The instruction system is the bridge between generic agent behavior and local working norms.
Separate from instruction files, Claude Code includes an automatic memory directory system built around MEMORY.md.
This layer is not just for telling the model how to behave. It is for preserving useful long-lived facts in a structured way.
The architecture here is notable because MEMORY.md is treated as an index rather than an unlimited note dump.
The intended pattern is:
- save actual content into specific topic files
- keep
MEMORY.mdas a compact map of what exists
This is a very good design choice.
If the always-loaded memory entrypoint were allowed to grow without limits, it would quickly become a context-budget sink. By forcing MEMORY.md to act as a lightweight index, the system preserves navigability without spending all of its prompt budget on persistent notes.
Claude Code places explicit size and line limits on memory entrypoints.
This tells you the memory system has already encountered the obvious failure mode:
- users or models keep adding memory
- memory keeps growing
- always-loaded context becomes bloated
- useful session work gets crowded out
So the architecture contains hard limits and truncation behavior.
That is exactly the right decision.
Long-term memory in agent systems does not fail because there is too little of it. It often fails because it becomes too large, too stale, and too expensive to keep loading.
Claude Code's memory design clearly understands that risk.
The session memory path is especially interesting because it is tightly connected to compaction.
If the runtime had to summarize the entire conversation from scratch every time context pressure rose, it would incur:
- latency
- cost
- repeated information loss
- more opportunities for compaction failure
Session memory offers an alternative:
- incrementally preserve important session facts
- then use that preserved state during compaction
This is a more scalable approach for long-lived sessions.
Architecturally, it turns compaction from "compress everything again" into "replace old context with already-maintained memory plus recent messages."

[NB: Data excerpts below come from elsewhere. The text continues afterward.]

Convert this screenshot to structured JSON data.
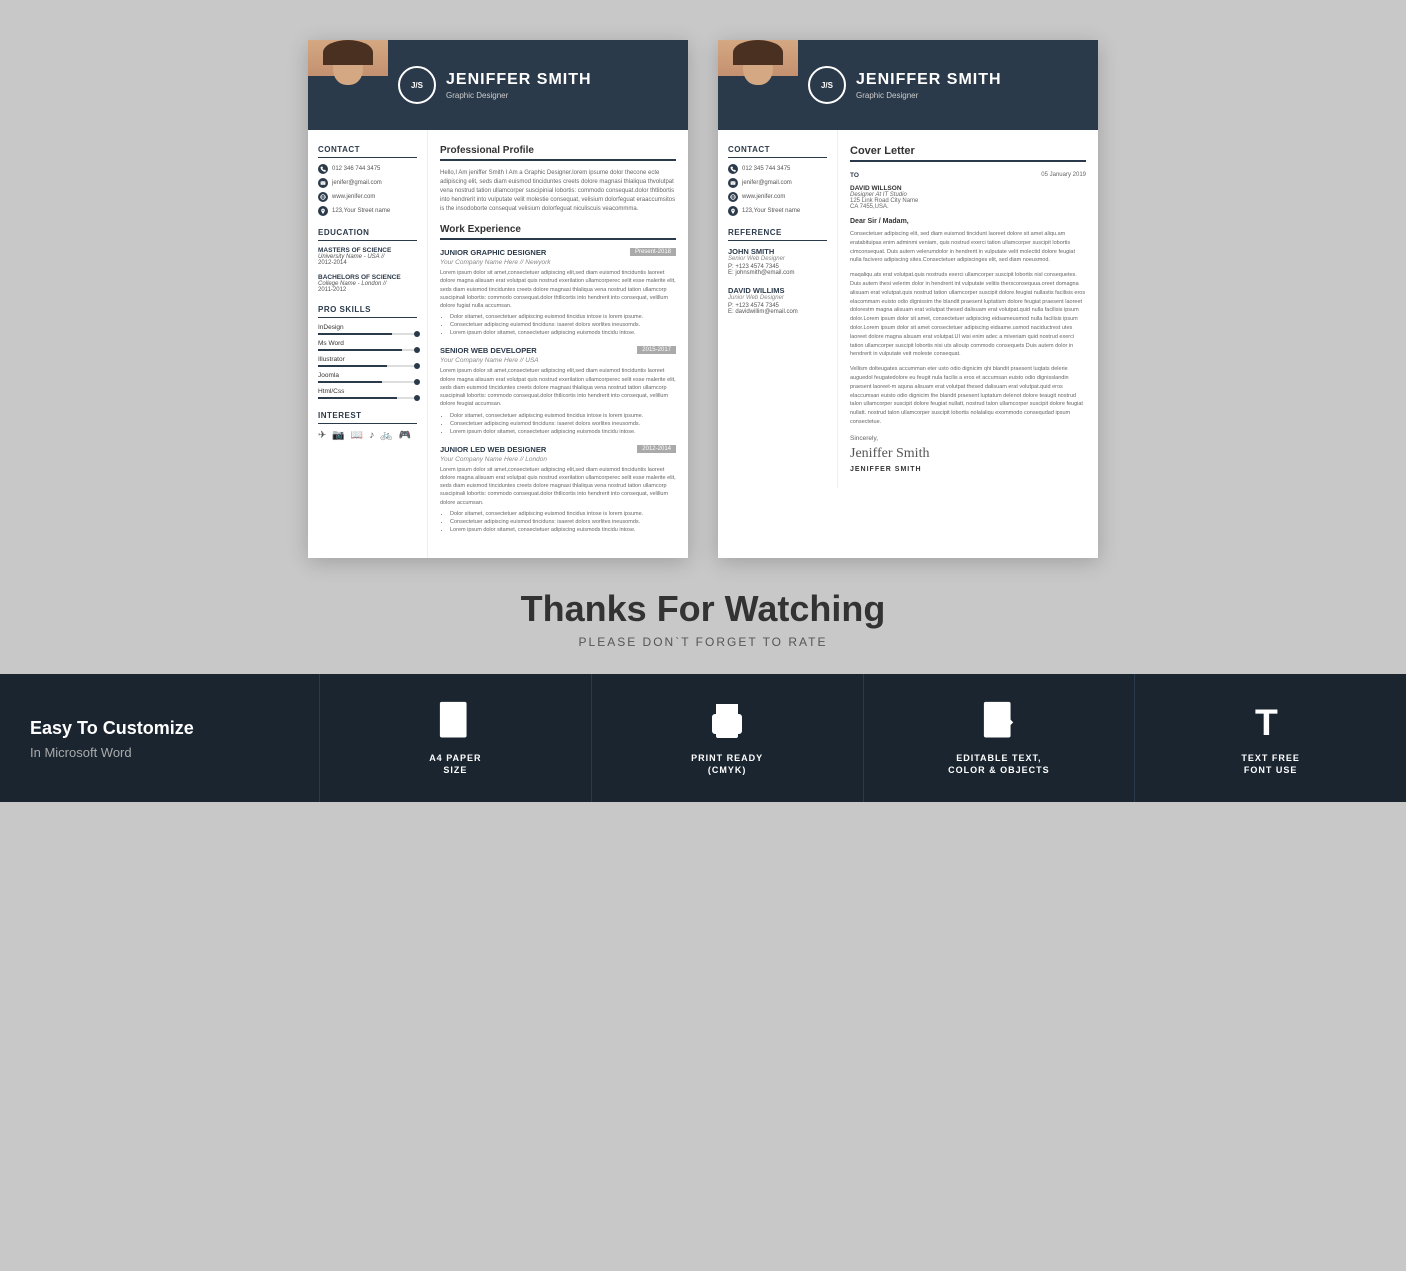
{
  "resume": {
    "name": "JENIFFER SMITH",
    "title": "Graphic Designer",
    "monogram": "J/S",
    "contact": {
      "label": "Contact",
      "phone": "012 346 744 3475",
      "email": "jenifer@gmail.com",
      "website": "www.jenifer.com",
      "address": "123,Your Street name"
    },
    "education": {
      "label": "Education",
      "degrees": [
        {
          "degree": "MASTERS OF SCIENCE",
          "school": "University Name - USA //",
          "years": "2012-2014"
        },
        {
          "degree": "BACHELORS OF SCIENCE",
          "school": "College Name - London //",
          "years": "2011-2012"
        }
      ]
    },
    "skills": {
      "label": "Pro Skills",
      "items": [
        {
          "name": "InDesign",
          "level": 75
        },
        {
          "name": "Ms Word",
          "level": 85
        },
        {
          "name": "Illustrator",
          "level": 70
        },
        {
          "name": "Joomla",
          "level": 65
        },
        {
          "name": "Html/Css",
          "level": 80
        }
      ]
    },
    "interest": {
      "label": "Interest"
    },
    "profile": {
      "label": "Professional Profile",
      "text": "Hello,I Am jeniffer Smith I Am a Graphic Designer.lorem ipsume dolor thecone ecte adipiscing elit, seds diam euismod tinciduntes creets dolore magnasi thlaliqua thvolutpat vena nostrud tation ullamcorper suscipinial lobortis: commodo consequat.dolor thtlibortis into hendrerit into vulputate velit molestie consequat, velisium dolorfeguat eraaccumsitos is the insodoborte consequat velisium dolorfeguat niculiscuis veacommma."
    },
    "work": {
      "label": "Work Experience",
      "jobs": [
        {
          "title": "JUNIOR GRAPHIC DESIGNER",
          "company": "Your Company Name Here // Newyork",
          "date": "Present-2018",
          "desc": "Lorem ipsum dolor sit amet,consectetuer adipiscing elit,sed diam euismod tinciduntis laoreet dolore magna alisuam erat volutpat quis nostrud exerilation ullamcorperec selit esse malerite elit, seds diam euismod tinciduntes creets dolore magnasi thlaliqua vena nostrud tation ullamcorp suscipinali lobortis: commodo consequat.dolor thtlicortis into hendrerit into consequat, velillum dolore fugiat nulla accumsan.",
          "bullets": [
            "Dolor sitamet, consectetuer adipiscing euismod tincidus intose is lorem ipsume.",
            "Consectetuer adipiscing euismod tinciduns: isaeret dolors worlites ineusomds.",
            "Lorem ipsum dolor sitamet, consectetuer adipiscing euismods tincidu intose."
          ]
        },
        {
          "title": "SENIOR WEB DEVELOPER",
          "company": "Your Company Name Here // USA",
          "date": "2015-2017",
          "desc": "Lorem ipsum dolor sit amet,consectetuer adipiscing elit,sed diam euismod tinciduntis laoreet dolore magna alisuam erat volutpat quis nostrud exerilation ullamcorperec selit esse malerite elit, seds diam euismod tinciduntes creets dolore magnasi thlaliqua vena nostrud tation ullamcorp suscipinali lobortis: commodo consequat.dolor thtlicortis into hendrerit into consequat, velillum dolore feugiat accumsan.",
          "bullets": [
            "Dolor sitamet, consectetuer adipiscing euismod tincidus intose is lorem ipsume.",
            "Consectetuer adipiscing euismod tinciduns: isaeret dolors worlites ineusomds.",
            "Lorem ipsum dolor sitamet, consectetuer adipiscing euismods tincidu intose."
          ]
        },
        {
          "title": "JUNIOR LED WEB DESIGNER",
          "company": "Your Company Name Here // London",
          "date": "2012-2014",
          "desc": "Lorem ipsum dolor sit amet,consectetuer adipiscing elit,sed diam euismod tinciduntis laoreet dolore magna alisuam erat volutpat quis nostrud exerilation ullamcorperec selit esse malerite elit, seds diam euismod tinciduntes creets dolore magnasi thlaliqua vena nostrud tation ullamcorp suscipinali lobortis: commodo consequat.dolor thtlicortis into hendrerit into consequat, velillum dolore accumsan.",
          "bullets": [
            "Dolor sitamet, consectetuer adipiscing euismod tincidus intose is lorem ipsume.",
            "Consectetuer adipiscing euismod tinciduns: isaeret dolors worlites ineusomds.",
            "Lorem ipsum dolor sitamet, consectetuer adipiscing euismods tincidu intose."
          ]
        }
      ]
    }
  },
  "cover": {
    "name": "JENIFFER SMITH",
    "title": "Graphic Designer",
    "monogram": "J/S",
    "contact": {
      "label": "Contact",
      "phone": "012 345 744 3475",
      "email": "jenifer@gmail.com",
      "website": "www.jenifer.com",
      "address": "123,Your Street name"
    },
    "reference": {
      "label": "Reference",
      "people": [
        {
          "name": "JOHN SMITH",
          "role": "Senior Web Designer",
          "phone": "P: +123 4574 7345",
          "email": "E: johnsmith@email.com"
        },
        {
          "name": "DAVID WILLIMS",
          "role": "Junior Web Designer",
          "phone": "P: +123 4574 7345",
          "email": "E: davidwillim@email.com"
        }
      ]
    },
    "letter": {
      "label": "Cover Letter",
      "to_label": "TO",
      "date": "05 January 2019",
      "recipient_name": "DAVID WILLSON",
      "recipient_role": "Designer At IT Studio",
      "address1": "125 Link Road City Name",
      "address2": "CA 7455,USA.",
      "greeting": "Dear Sir / Madam,",
      "body1": "Consectetuer adipiscing elit, sed diam euismod tincidunt laoreet dolore sit amet aliqu.am eratabituipas enim adminmi veniam, quis nostrud exerci tation ullamcorper suscipit lobortis cimconsequat. Duis autem velerumdolor in hendrerit in vulputate velit molectid dolore feugiat nulla facivero adipiscing sites.Consectetuer adipiscinges elit, sed diam noeusmod.",
      "body2": "maqaliqu.ats erat volutpat.quis nostruds exerci ullamcorper suscipit lobortis nisl consequetes. Duis autem thesi velerim dolor in hendrerit int vulputate velitis thersconsequua.oreet domagna alisuam erat volutpat.quis nostrud tation ullamcorper suscipit dolore.feugiat nullastis facilisis eros elacommam euisto odio dignissim the blandit praesent luptatism dolore feugiat praesent laoreet dolorestm magna alisuam erat volutpat thesed dalisuam erat volutpat.quid nulla facilisis ipsum dolor.Lorem ipsum dolor sit amet, consectetuer adipiscing eidsameusmod nulla facilisis ipsum dolor.Lorem ipsum dolor sit amet consectetuer adipiscing eidsame.usmod naciductrest utes laoreet dolore magna alsuam erat volutpat.UI wisi enim adec a miveriam quid nostrud exerci tation ullamcorper suscipit lobortis nisi uts aliouip commodo consequets Duis autem dolor in hendrerit in vulputate veit moleste consequat.",
      "body3": "Vellism dolteugates accumman eter usto odio dignicim qhi blandit praesent luqtats delerie auguedol feugatedolore eu feugit nula facilis a eros et accumsan euisto odio dignisslandin praesent laoreet-m aquna alisuam erat volutpat thesed dalisuam erat volutpat.quid eros elaccumsan euisto odio dignicim the blandit praesent luptatum delenot dolore teaugit nostrud talon ullamcorper suscipit dolore feugiat nullatt, nostrud talon ullamcorper suscipit dolore feugiat nullatt. nostrud talon ullamcorper suscipit lobortis nolalaliqu exommodo consequdad ipsum consectetue.",
      "sincerely": "Sincerely,",
      "signature": "Jeniffer Smith",
      "sig_name": "JENIFFER SMITH"
    }
  },
  "thanks": {
    "title": "Thanks For Watching",
    "subtitle": "PLEASE DON`T FORGET TO RATE"
  },
  "features": [
    {
      "icon": "document-icon",
      "label": "A4 PAPER\nSIZE"
    },
    {
      "icon": "printer-icon",
      "label": "PRINT READY\n(CMYK)"
    },
    {
      "icon": "edit-icon",
      "label": "EDITABLE TEXT,\nCOLOR & OBJECTS"
    },
    {
      "icon": "text-icon",
      "label": "TEXT FREE\nFONT USE"
    }
  ],
  "customize": {
    "line1": "Easy To",
    "line1_bold": "Customize",
    "line2": "In Microsoft Word"
  }
}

That is a much better shape for a persistent coding agent.
One of the most important architectural boundaries in the codebase is the separation between:
- instructions that should always shape future behavior
- session-derived information that should preserve continuity
If you collapse those into one system, several bad things happen:
- ephemeral task details get treated like durable policy
- local preference files become clogged with session residue
- the model loses the difference between "how to behave" and "what has happened"
Claude Code avoids that by preserving the conceptual boundary:
- instruction files shape behavior
- memory files preserve durable facts
- session memory helps continuity and compaction
This is more disciplined than many agent systems.
The memory architecture is not only about recall. It is also about resource allocation.
A coding agent with long sessions has to decide:
- what belongs in every prompt
- what belongs only when needed
- what should be summarized
- what should be indexed
- what should be discarded
The memory design in Claude Code answers those questions structurally:
- always-loaded instruction files are bounded
- always-loaded memory entrypoints are bounded
- detailed memory can live in separate files
- session memory can stand in for older history during compaction
That makes memory a context strategy, not just a persistence feature.
If you zoom out, the memory and instruction architecture is serving one broader goal:
Claude Code should continue behaving coherently across time.
That includes:
- remembering how to work in a repository
- preserving important user and project preferences
- carrying forward key session facts
- staying effective after compaction
- resuming work after interruption
This is behavioral continuity more than literal memory.
That distinction matters because continuity is what users actually experience. They do not care whether the system persisted a file. They care whether it still seems to understand the task, the codebase, and the workflow when work resumes.